Set in a near-future, almost dystopian Kolkata, one ravaged by food shortages and an unbearable heat, the book features two protagonists. There’s the ‘guardian’ aka Ma, her two-year-old daughter, Mishti, and her elderly father, Dadu—a regular Indian upper middle-class family struggling to survive in the crumbling city. Just as they are preparing to leave Kolkata to join Ma’s husband in the United States, armed with their precious, freshly procured climate visas, a thief steals them.

Enter our second protagonist, the ‘thief’, Boomba—a man driven by hunger and desperation, who lives in a shelter where Ma works. He’s seen Ma pilfer food from the shelter and follows her home, confident that he’ll find enough sustenance in her home. And he’s right, but in addition to the food he also steals her purse that contains the all-important visas. Boomba is the first villain of the story, but that’s before you hear his story.

Why should I pick it?

“What was absolutely true and right, and what was absolutely false and wrong, and how could any sane person live without crossing the borders every day?” In A Guardian and a Thief, Majumdar does not waste any precious words. Her prose, plot construction, and dialogue will make readers pause and ponder. All the characters are carefully etched, not just the protagonists. There’s a rich benefactress who lives on a hexagon island throwing ‘benevolent’ feasts for the public, a blonde immigration officer with a mother back home in Texas, and Boomba’s brother, Robi, a four-year-old obsessed with mosquito nets.

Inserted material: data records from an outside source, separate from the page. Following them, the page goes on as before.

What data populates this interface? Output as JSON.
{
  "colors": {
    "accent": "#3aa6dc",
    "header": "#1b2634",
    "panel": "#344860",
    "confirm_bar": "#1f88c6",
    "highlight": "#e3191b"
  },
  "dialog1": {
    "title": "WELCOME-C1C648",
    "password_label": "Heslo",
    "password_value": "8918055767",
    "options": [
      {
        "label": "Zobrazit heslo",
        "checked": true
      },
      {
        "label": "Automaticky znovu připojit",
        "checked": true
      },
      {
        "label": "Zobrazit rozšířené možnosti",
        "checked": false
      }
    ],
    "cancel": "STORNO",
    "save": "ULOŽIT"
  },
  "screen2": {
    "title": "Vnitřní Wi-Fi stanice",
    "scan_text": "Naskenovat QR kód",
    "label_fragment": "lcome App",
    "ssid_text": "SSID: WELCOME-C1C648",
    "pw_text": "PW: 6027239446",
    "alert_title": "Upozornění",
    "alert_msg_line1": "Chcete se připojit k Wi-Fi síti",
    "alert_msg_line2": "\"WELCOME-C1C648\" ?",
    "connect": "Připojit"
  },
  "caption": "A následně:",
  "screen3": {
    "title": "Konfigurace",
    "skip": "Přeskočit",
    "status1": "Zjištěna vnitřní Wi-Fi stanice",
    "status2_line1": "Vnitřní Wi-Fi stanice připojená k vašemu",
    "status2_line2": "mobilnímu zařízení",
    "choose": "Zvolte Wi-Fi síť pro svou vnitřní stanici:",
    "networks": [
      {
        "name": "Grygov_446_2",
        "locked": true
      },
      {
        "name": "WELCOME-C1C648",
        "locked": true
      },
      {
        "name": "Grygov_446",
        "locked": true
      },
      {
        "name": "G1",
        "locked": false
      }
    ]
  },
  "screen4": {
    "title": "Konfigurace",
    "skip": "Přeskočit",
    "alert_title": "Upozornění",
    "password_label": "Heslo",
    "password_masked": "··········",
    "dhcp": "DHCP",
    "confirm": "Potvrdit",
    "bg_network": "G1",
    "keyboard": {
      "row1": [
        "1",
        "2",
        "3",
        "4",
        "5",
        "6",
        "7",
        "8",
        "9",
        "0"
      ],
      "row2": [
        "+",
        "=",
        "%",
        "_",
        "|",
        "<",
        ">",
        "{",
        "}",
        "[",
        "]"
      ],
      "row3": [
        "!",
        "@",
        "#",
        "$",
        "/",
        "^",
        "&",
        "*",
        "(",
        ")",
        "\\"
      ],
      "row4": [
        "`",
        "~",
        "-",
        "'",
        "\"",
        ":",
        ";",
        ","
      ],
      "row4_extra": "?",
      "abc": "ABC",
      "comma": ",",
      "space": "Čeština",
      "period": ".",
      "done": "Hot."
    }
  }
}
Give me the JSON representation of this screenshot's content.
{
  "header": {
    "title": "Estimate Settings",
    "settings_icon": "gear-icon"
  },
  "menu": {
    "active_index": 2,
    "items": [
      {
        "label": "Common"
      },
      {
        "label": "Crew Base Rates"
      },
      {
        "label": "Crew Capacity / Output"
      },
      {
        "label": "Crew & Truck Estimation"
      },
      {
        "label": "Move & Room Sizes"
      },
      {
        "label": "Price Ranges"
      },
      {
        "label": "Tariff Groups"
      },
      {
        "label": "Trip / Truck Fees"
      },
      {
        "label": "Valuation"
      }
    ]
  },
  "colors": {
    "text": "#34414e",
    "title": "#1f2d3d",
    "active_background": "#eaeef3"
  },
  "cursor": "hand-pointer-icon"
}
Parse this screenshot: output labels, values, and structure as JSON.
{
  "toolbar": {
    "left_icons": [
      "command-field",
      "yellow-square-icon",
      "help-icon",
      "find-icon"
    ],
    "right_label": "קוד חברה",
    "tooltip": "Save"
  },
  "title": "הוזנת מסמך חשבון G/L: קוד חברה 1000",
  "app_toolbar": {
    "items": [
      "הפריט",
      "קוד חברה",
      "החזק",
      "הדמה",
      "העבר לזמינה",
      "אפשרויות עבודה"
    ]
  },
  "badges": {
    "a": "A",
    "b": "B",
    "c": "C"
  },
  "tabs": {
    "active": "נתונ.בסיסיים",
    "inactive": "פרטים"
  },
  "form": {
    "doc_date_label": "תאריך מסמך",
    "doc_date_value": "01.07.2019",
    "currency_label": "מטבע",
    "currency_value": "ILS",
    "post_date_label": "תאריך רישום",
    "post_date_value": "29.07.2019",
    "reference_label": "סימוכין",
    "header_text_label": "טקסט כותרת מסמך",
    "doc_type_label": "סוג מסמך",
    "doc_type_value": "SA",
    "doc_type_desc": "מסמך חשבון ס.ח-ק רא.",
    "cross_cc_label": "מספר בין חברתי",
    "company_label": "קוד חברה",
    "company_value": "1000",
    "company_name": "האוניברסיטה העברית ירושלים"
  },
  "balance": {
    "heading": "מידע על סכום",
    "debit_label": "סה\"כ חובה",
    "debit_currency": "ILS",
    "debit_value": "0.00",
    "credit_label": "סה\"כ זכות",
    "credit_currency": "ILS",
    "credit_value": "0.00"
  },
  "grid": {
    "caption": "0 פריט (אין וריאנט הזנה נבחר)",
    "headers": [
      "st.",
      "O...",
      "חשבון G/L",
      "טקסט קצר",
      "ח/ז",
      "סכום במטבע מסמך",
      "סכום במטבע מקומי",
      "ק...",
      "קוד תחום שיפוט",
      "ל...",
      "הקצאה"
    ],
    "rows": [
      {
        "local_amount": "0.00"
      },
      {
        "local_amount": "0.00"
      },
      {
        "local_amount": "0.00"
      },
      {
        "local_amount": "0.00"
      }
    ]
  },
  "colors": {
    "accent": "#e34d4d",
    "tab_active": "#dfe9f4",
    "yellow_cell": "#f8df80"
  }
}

While the themes the book touches upon, like climate crisis, famine, and bureaucracy, are described with extreme care and poignancy, the thread that ties it all together is extremely relatable—family and the lengths one can go to protect theirs. One wants to feed her daughter cauliflower whenever she wants, to provide the luxury of air conditioning in heatstroke-inducing weather, another just wants to give them a life better than the one they currently inhabit. “Wouldn’t you do anything for your child? Wouldn’t you plead before an officer, very much like this, for your child?”

At 200 pages, this heart-wrenching novel is the perfect read to pad up your 2025 reading list. With its dwindling moral compass, it makes you think: Who’s the guardian? Who’s the thief? You decide.

Tell me a little about the author

Majumdar’s debut novel, the New York Times bestseller A Burning, was nominated for the National Book Award, the National Book Critics Circle’s John Leonard Prize, and the American Library Association’s Andrew Carnegie Medal. In India, it won a Sahitya Akademi Yuva Puraskar. A Guardian and a Thief is her second novel and is also an Andrew Carnegie Medal Nominee for Fiction, National Book Award Finalist for Fiction, and Kirkus Prize Nominee for Fiction. Majumdar is the recipient of a Whiting Award, as well as of fellowships from the Civitella Ranieri and Hawthornden foundations. Born and raised in Kolkata, India, and educated at Harvard and Johns Hopkins, she now lives in New York.